L’ex premier è strattonato da due forze che tirano in modo opposto. Un M5S balcanizzato e una ex coalizione che dopo l’arrivo di Draghi non riesce a trovare una nuova identità. Avrà la forza per tenere tutti insieme? Il precedente di Prodi non sembra essere un ottimo auspicio
Chissà se venerdì, nella lectio magistralis che segnerà il rientro come docente di Diritto all’Università di Firenze, raccontando la sua esperienza di presidente del Consiglio di due maggioranze opposte, Giuseppe Conte dedicherà uno spazio al ruolo di Federatore. Se lo facesse, si capirebbero meglio i suoi progetti e le sue aspettative politiche. Perché è proprio quella veste che tanti provano a cucirgli addosso: sia nella vecchia maggioranza giallorossa, sia nel suo partito di riferimento, i Cinquestelle.
Solo che una cosa è dire, un’altra è costruire come lo stesso ex premier sta verificando sulla sua pelle. Infatti si fa presto a dire federatore. Se non si chiariscono tempi e modi, si rasenta l’utopia.
Come insegnava Franco Marini a proposito della capacità di mediazione che in lui si esprimeva al massimo grado, per poter svolgere con successo un compito del genere bisogna essere essere dotati di una grande forza. A Conte quella forza gli proviene dall’aver svolto un ruolo di guida in passaggi difficilissimi e per molti versi drammaticamente inediti.
Di aver provato a scalare la montagna della pandemia senza strade tracciate e percorsi di sicurezza. Di aver fronteggiato con serietà e compostezza le bizze dei partiti di maggioranza, la guerriglia di quelli di opposizione e gli arabeschi di scienziati e virologi molto attratti dalla popolarità in tv e specializzati nel bisticciare l’un contro l’altro. Intavolando una trattativa in sede Ue che spesso è apparsa una verticale del sesto grado.

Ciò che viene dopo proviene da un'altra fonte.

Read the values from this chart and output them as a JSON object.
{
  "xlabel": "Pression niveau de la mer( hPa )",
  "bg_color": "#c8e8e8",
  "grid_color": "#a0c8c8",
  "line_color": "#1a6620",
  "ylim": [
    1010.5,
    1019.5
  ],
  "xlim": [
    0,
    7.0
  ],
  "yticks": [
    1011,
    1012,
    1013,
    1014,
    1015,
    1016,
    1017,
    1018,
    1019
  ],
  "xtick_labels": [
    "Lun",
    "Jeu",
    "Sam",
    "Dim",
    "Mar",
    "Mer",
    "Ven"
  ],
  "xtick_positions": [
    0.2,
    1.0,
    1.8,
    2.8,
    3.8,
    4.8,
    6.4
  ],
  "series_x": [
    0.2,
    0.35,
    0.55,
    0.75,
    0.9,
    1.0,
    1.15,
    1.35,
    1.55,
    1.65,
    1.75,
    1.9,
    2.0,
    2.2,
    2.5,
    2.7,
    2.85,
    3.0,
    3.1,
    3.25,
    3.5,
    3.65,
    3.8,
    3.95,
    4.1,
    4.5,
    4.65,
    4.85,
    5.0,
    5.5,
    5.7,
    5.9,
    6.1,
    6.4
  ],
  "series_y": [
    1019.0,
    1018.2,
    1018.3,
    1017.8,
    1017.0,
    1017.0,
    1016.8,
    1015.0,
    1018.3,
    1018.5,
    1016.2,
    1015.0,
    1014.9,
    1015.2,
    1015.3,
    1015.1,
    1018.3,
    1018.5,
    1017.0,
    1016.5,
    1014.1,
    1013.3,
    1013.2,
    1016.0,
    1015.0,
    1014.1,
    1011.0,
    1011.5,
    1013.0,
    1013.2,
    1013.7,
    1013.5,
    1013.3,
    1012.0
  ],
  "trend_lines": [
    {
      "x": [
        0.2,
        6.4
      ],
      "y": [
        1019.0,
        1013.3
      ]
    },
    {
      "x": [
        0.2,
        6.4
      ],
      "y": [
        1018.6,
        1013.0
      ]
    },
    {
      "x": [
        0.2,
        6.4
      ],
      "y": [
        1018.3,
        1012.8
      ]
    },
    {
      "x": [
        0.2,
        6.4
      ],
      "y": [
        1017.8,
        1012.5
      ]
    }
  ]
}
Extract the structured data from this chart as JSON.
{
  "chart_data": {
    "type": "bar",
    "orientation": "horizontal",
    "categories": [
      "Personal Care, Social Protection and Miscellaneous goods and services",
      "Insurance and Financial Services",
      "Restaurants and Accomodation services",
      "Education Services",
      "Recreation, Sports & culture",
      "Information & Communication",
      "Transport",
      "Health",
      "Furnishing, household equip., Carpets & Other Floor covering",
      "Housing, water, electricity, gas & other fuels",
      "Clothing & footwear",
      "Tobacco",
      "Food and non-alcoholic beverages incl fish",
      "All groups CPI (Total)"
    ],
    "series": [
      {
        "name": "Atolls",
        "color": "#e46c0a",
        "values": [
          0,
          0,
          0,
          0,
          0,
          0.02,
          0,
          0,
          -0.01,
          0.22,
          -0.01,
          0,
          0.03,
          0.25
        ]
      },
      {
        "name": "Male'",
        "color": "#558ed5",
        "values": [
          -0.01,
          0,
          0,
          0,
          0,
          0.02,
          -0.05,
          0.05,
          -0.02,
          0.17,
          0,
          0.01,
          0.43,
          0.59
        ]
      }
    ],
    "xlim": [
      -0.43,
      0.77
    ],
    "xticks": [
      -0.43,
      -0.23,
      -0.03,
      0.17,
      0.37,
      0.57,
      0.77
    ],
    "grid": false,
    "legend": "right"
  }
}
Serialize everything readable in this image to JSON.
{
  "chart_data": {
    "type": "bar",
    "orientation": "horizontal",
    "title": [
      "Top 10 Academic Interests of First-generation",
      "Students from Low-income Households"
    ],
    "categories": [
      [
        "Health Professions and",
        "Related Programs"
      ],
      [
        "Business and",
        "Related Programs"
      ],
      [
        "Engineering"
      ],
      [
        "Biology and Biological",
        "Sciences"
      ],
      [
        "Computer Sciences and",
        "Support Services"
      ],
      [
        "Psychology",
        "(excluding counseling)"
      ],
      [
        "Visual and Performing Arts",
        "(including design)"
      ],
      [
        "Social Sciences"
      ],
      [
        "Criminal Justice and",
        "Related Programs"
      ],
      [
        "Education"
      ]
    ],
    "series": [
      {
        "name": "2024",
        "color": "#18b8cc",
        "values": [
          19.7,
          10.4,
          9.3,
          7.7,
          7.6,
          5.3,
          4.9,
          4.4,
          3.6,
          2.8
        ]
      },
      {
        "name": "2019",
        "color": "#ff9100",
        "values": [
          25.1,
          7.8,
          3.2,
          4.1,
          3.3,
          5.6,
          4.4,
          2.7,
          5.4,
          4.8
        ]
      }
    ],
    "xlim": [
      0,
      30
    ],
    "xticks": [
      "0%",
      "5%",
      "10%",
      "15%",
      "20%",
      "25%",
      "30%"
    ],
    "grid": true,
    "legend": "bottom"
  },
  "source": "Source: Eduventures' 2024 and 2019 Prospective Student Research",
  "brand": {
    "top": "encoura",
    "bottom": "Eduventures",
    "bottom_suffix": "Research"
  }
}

Magari i risultati non sono stati tutti all’altezza delle necessità e aspettative: però lo sforzo c’è stato, innegabile.
Tuttavia questa indubbia forza se esercitata da palazzo Chigi è un conto; riproposta da fuori perde di spessore e capacità di incidere.
Infatti Conte è sottoposto alla spinta di due forze che tirano in modo opposto. Da un lato, un M5S ridotto a brandelli gli chiede di esercitare le sue doti per riunire sotto una stessa leadership truppe smarrite e divaricate.
Dall’altro una ex coalizione che si è sfarinata e guarda con sbalordimento l’arrivo nella cittadella del potere politico dell’alieno Mario Draghi, gli propone di riunire sotto la sua ala uno schieramento che in teoria dovrebbe competere con il centrodestra e con Salvini che lui prima ha avuto al suo fianco e poi allontanato costruendosi la dote per restare in sella, ma che in pratica oltre ai risvolti taumaturgici di personaggi di spessore come Goffredo Bettini, offre una panoramica di scontri, furbizie, tranelli che mette paura. Fare la sintesi di queste due posizioni per riportarle a unità più che quelle di federatore richiede doti miracolistiche che non appartengono all’alveo della politica.
La lectio magistralis si svolgerà a pochi chilometri da Siena dove, sempre in teoria, l’ex premier potrebbe correre per un seggio alla Camera, paradigma ed estrinsecazione dell’asse M5S-Pd-Leu, ma che non decolla per i dissidi interni ai Democratici e non solo. Ci vorrebbe un federatore, appunto.
E anche dentro al MoVimento i venti di bufera soffiano fortissimi. Max Bugani, grillino della prima ora, tanto per dirne una spiega su Repubblica che “molti di quelli che ora gli chiedono un ruolo apicale sono gli stessi che hanno contribuito alla sua caduta per pavidità”. Per poi mettere il dito nella piaga: “È stato un ottimo mediatore nel ruolo di premier, ma essere leader di una singola forza politica è un’altra cosa”.
Chiaro. Se Conte vuol essere il federatore di un’area politica non può contemporaneamente vestire il mantello di singolo capopartito: così finisce in testacoda. E poi la verità è che alla politica italiana che ricalca lo schema dei mille campanili di un Paese che coltiva da sempre il particulare, il Federatore non è mai piaciuto troppo. Ne sa qualcosa Romano Prodi che ha vinto elettoralmente ed ha governato senza il piedistallo di un partito, e quando per necessità ne ha proposto uno, in pochi mesi il piano della conflittualità di schieramento si è fatto ripidissimo e l’esperimento finito in un vicolo cieco.
Di fronte ai suoi studenti, Conte potrà ricordare che nell’Italia politica la riconoscenza è il sentimento del giorno prima, e l’oblio il marchio della popolarità che diventa impalpabile e sparisce nella nebbia.